Ce qui arrache les collègues, les frères, les sœurs, les amis et tous ceux et celles qui sont proches, à leurs errements, à leurs défauts, à leurs aigreurs, ce ne sont ni les paroles acides, ni les remarques excédées, mais la bonté simple et constante. L’autre, dans son péché, m’invite d’abord à ma propre conversion ; il m’appelle à examiner ma vie, à la rendre compatible avec l’Evangile. Ce n’est que, dans la douceur et la paix, que je pourrai lui dire les paroles fraternelles qui guérissent les comportements.

11 septembre 2015

Oser faire en soi, la vérité qui progressivement grignote le mensonge est une détermination de longue haleine. Souvent, c’est un parcours périlleux qui ne se supporte que dans la prière et dans la douceur de l’honnêteté. Si on s’engage résolument dans ce chemin de purification intérieure, alors  la lumière se fait progressivement en soi et, dans la tendresse, on peut s’approcher avec délicatesse de son frère et de sa sœur pour l’aider à enlever la poussière qui gène sa vision sur Dieu, les humains, le monde. Conversion réciproque, cadeau de la Bonté de Dieu, édification de la vie communautaire.

9 septembre 2016

La miséricorde de Dieu ne tarit jamais. Elle est profonde car elle emprunte à la nappe phréatique infinie de la bonté. La miséricorde de Dieu est abondante. Depuis toujours, elle déborde de l’amour insondable.

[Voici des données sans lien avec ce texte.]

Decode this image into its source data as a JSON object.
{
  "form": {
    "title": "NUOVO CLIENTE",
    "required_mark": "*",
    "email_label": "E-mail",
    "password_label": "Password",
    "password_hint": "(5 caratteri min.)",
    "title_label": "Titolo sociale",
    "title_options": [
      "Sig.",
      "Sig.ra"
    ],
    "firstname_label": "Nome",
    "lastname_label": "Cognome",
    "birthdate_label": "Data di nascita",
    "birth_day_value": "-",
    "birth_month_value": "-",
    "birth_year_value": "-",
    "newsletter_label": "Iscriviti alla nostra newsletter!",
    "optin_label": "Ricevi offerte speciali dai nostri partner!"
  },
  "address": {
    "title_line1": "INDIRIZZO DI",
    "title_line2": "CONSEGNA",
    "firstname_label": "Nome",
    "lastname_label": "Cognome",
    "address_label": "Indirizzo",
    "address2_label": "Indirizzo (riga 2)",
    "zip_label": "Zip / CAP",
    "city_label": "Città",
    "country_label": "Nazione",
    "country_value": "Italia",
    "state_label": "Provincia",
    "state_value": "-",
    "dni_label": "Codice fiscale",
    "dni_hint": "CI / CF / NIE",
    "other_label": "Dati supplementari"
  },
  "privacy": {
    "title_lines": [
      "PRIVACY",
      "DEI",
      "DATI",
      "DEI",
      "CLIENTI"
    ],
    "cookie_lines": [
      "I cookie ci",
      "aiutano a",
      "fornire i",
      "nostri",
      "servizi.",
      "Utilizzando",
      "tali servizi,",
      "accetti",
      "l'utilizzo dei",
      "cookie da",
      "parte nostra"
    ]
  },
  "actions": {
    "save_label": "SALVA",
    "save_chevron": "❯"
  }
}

Elle est disponible pour irriguer chaque personne et leur donner gratuitement leur accomplissement plein et entier. Elle est toujours présente, prête à agir, et non seulement à pardonner, mais à promouvoir. Respectueuse de la liberté, elle se propose et ne s’impose pas. Hors du temps, elle le respecte et ne va pas plus vite que chaque personne. En ce sens, on pourrait dire que la miséricorde de Dieu s’adapte aux humains, s’offre à eux et les invite à son courant d’amour. Elle en fait ses associés s’ils le désirent.

13 septembre 2019

Le souci spirituel des autres oblige les baptisés chrétiens à la conversion lucide. Ils veillent à ne jamais demander à un frère ou une sœur un effort dans la foi, sans jamais avoir entrepris de le vivre eux-mêmes. C’est une question de loyauté et d’honnêteté : ne pas mettre sur le dos d’autrui un fardeau que l’on refuse de porter soi-même. C’est d’ailleurs pour cela que le dialogue spirituel véridique est une source de conversion pour chacun des deux…

11 septembre 2020

Nul ne peut se dispenser d’un guide s’il désire vivre au large. Apprendre à discerner suppose en effet de former sa conscience à la pertinence et au jugement de valeur. Tout ne se vaut pas. Le juste et l’injuste ne cohabitent pas. Il faut savoir arracher, planter, laisser pousser dans la patience. Un guide apporte un profond secours, mais il est important de le bien choisir : sa liberté nourrira la confiance réciproque. Il apprend à marcher. Il n’endoctrine pas. Il suggère.

10 septembre 2021

La vie de tous les jours nous place souvent dans des contradictions intérieures inquiétantes. Alors que pour bien des raisons nous en sommes incapables, nous nous croyons appelés à aider les autres sur tel ou tel point. Ainsi, nous pouvons nuire quand nous désirons servir, ce qui risque de nous entraîner ensemble dans de fâcheuses situations. Cette tendance nous convoque à discerner en vérité et humilité nos capacités. Ne soyons pas des « aveugles » de l’entraide ! Ce n’est pas parce que nous en avons envie, que notre démarche est salutaire. Agir pour le véritable épanouissement d’autrui, réclame formation, modestie, engagement dans la durée, très souvent renoncement, toujours beaucoup d’amour.